Glendale, CA (August 15, 2018) – On Tuesday, August 14, 2018, Glendale City Council approved the Armenian American Museum’s Ground Lease Agreement, officially marking Glendale Central Park as the future site of the cultural and educational center. The historic decision marks a major milestone for the landmark project, culminating four years of collaboration and partnership between the Museum and City of Glendale.
The $1-per-year Ground Lease Agreement will locate the Armenian American Museum in the southwest corner of Glendale Central Park near the prominent intersection of Brand Boulevard and Colorado Street. The Museum will neighbor the Downtown Central Library, Adult Recreation Center, and The Americana at Brand. The initial term of the Ground Lease Agreement will be 55 years with options to extend the lease term for four 10-year periods totaling 95 years.
The Museum will rise to three stories with approximately 60,000 square feet dedicated to a Permanent Exhibition on the Armenian American experience, Traveling Exhibitions on diverse cultures and subject matters, Performing Arts Theater, Learning Center, Demonstration Kitchen, Museum Archives, and Museum Store & Café.
Museum and City officials held a special joint press conference on Wednesday, August 15, 2018 to celebrate the historic decision at Downtown Central Library overlooking the future Museum site.

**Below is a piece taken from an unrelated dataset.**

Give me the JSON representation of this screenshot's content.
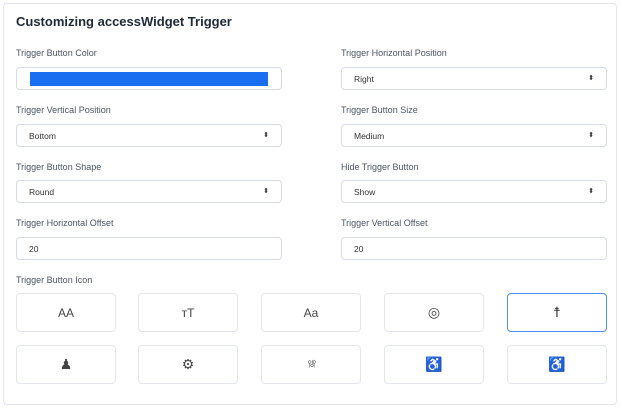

“It is a proud day for the City of Glendale and we are excited that the Armenian American Museum’s future home is going to be in our Jewel City,” stated Glendale Mayor Zareh Sinanyan.
“The Museum is going to be a landmark for our city and a great addition for the entire community, especially our younger generation,” stated Glendale Councilmember Vartan Gharpetian.
“The Armenian American Museum is going to be a jewel in our city and a world class center that we are all going to be proud of,” stated Glendale Councilmember Paula Devine.
The joint press conference concluded with a signing ceremony to celebrate the historic partnership between the Armenian American Museum and City of Glendale.
“The Museum will be a legacy for the next generation and we have taken a great step towards making the project a reality,” stated Glendale Councilmember Ara Najarian.
“Education is the key in appreciating cultural diversity,” said Glendale Councilmember Vrej Agajanian in a statement following the joint press conference. “I hope that the Armenian American Museum will promote understanding of the Armenian American experience and strengthen community ties.”
Museum officials will soon announce the next phase of the landmark project and opportunities for the public to get involved with the community project.